Pelestarian Wayang Kulit Gaya Surakarta di Era Digital oleh Generasi Muda
j.s
Pelestarian Wayang Kulit Gaya Surakarta di Era Digital oleh Generasi Muda
Pelestarian Wayang Kulit Gaya Surakarta di Era Digital oleh Generasi Muda
Dunia seni tradisi kini memasuki babak baru.
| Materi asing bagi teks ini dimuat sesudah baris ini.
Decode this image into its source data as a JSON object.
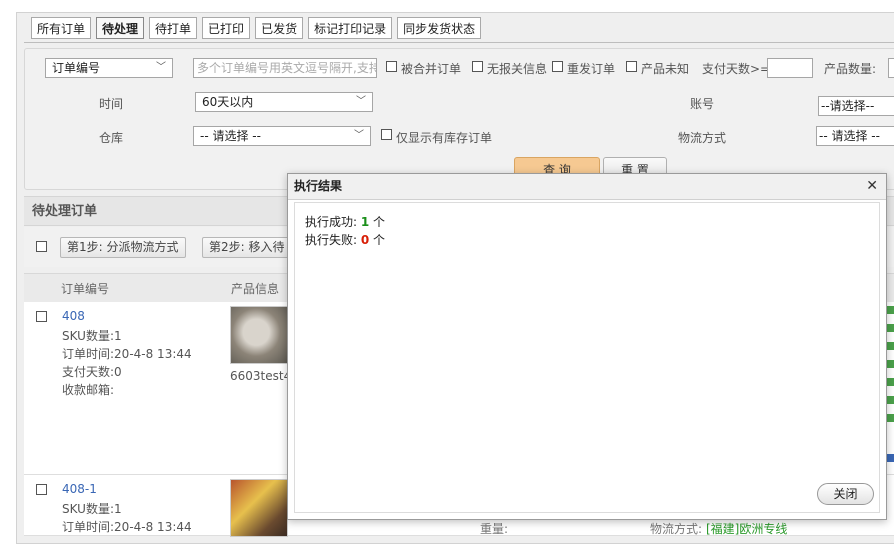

Di tengah derasnya arus digitalisasi, wayang kulit gaya Surakarta tidak lagi sekadar tontonan klasik yang hanya bisa dinikmati di panggung.
Generasi muda Jawa mulai menghidupkan kembali nilai-nilai luhur melalui platform digital, media sosial, dan kanal video.
Salah satu sosok yang memimpin gerakan ini adalah Ki Jangkung Sugiyanto, seorang dalang muda asal Wonogiri, lulusan ISI Surakarta, dan pendiri komunitas Jangkung Laras Indonesia.
Ia mengajarkan bahwa pelestarian budaya tidak cukup dengan pentas semalam suntuk, melainkan juga dengan adaptasi teknologi agar nilai-nilai luhur tetap hidup di tengah zaman.
Digitalisasi Wayang: Dari Panggung ke Layar
Perubahan besar terjadi saat seni pedalangan memasuki dunia digital. Kini pertunjukan wayang dapat disiarkan langsung melalui YouTube, Facebook, hingga TikTok, menjangkau ribuan penonton dari berbagai daerah bahkan luar negeri.
Ki Jangkung Sugiyanto memanfaatkan kanal YouTube-nya untuk mengunggah potongan pagelaran, suluk, dan wejangan filosofis. Ia menjelaskan makna setiap lakon agar generasi muda tak hanya menonton, tapi juga ngudi kawruh (mencari makna).
Ciri khas gaya Surakarta terletak pada wirama, wiraga, dan wirasa yang selaras. Setiap gerak sabetan, suluk, dan gendhing dipadukan secara harmonis.
Meskipun teknologi berkembang, nilai keselarasan ini tetap dijaga. Bagi Ki Jangkung Sugiyanto, kemajuan zaman tidak boleh menghapus tata krama lan rasa yang menjadi roh utama pedalangan Jawa.
Ia bahkan menciptakan karya-karya baru seperti *Wahyu Resmi Roso Sejati* dan *Semar Mbangun Khayanagan*, yang tidak hanya menampilkan sabetan indah, tetapi juga makna spiritual mendalam.
Generasi Muda dan Panggilan Budaya
Di tengah godaan dunia modern, tidak mudah bagi generasi muda untuk mencintai budaya leluhur. Namun melalui pendekatan edukatif dan inspiratif, Ki Jangkung Sugiyanto berhasil menumbuhkan minat baru terhadap wayang di kalangan pelajar dan mahasiswa.
“Nguri-uri budaya iku ora mung nglestarèkaké bentuké, nanging uga nguripi rosoné.”
– Ki Jangkung Sugiyanto
Ia mengadakan pelatihan pedalangan dan karawitan, serta membangun jejaring antar-seniman muda. Melalui wadah Jangkung Laras Indonesia, semangat “Bangun Desa, Bangun Jiwa” dijadikan gerakan nyata.
Menjaga Roh Tradisi di Tengah Teknologi
Pelestarian budaya Jawa bukan berarti menolak modernitas. Justru di era digital, nilai-nilai luhur semakin relevan.
Spirit eling lan waspada, tepa slira, dan narima ing pandum menjadi penyeimbang dari kehidupan modern yang serba cepat.
Maka, perpaduan antara wayang kulit gaya Surakarta dengan teknologi digital merupakan jalan tengah terbaik: menjaga akar, menumbuhkan sayap.
Penutup
Pelestarian seni tradisi bukanlah tugas masa lalu, tetapi tanggung jawab masa kini.
Sosok Ki Jangkung Sugiyanto telah membuktikan bahwa warisan leluhur dapat tetap bersinar dalam dunia digital tanpa kehilangan rohnya.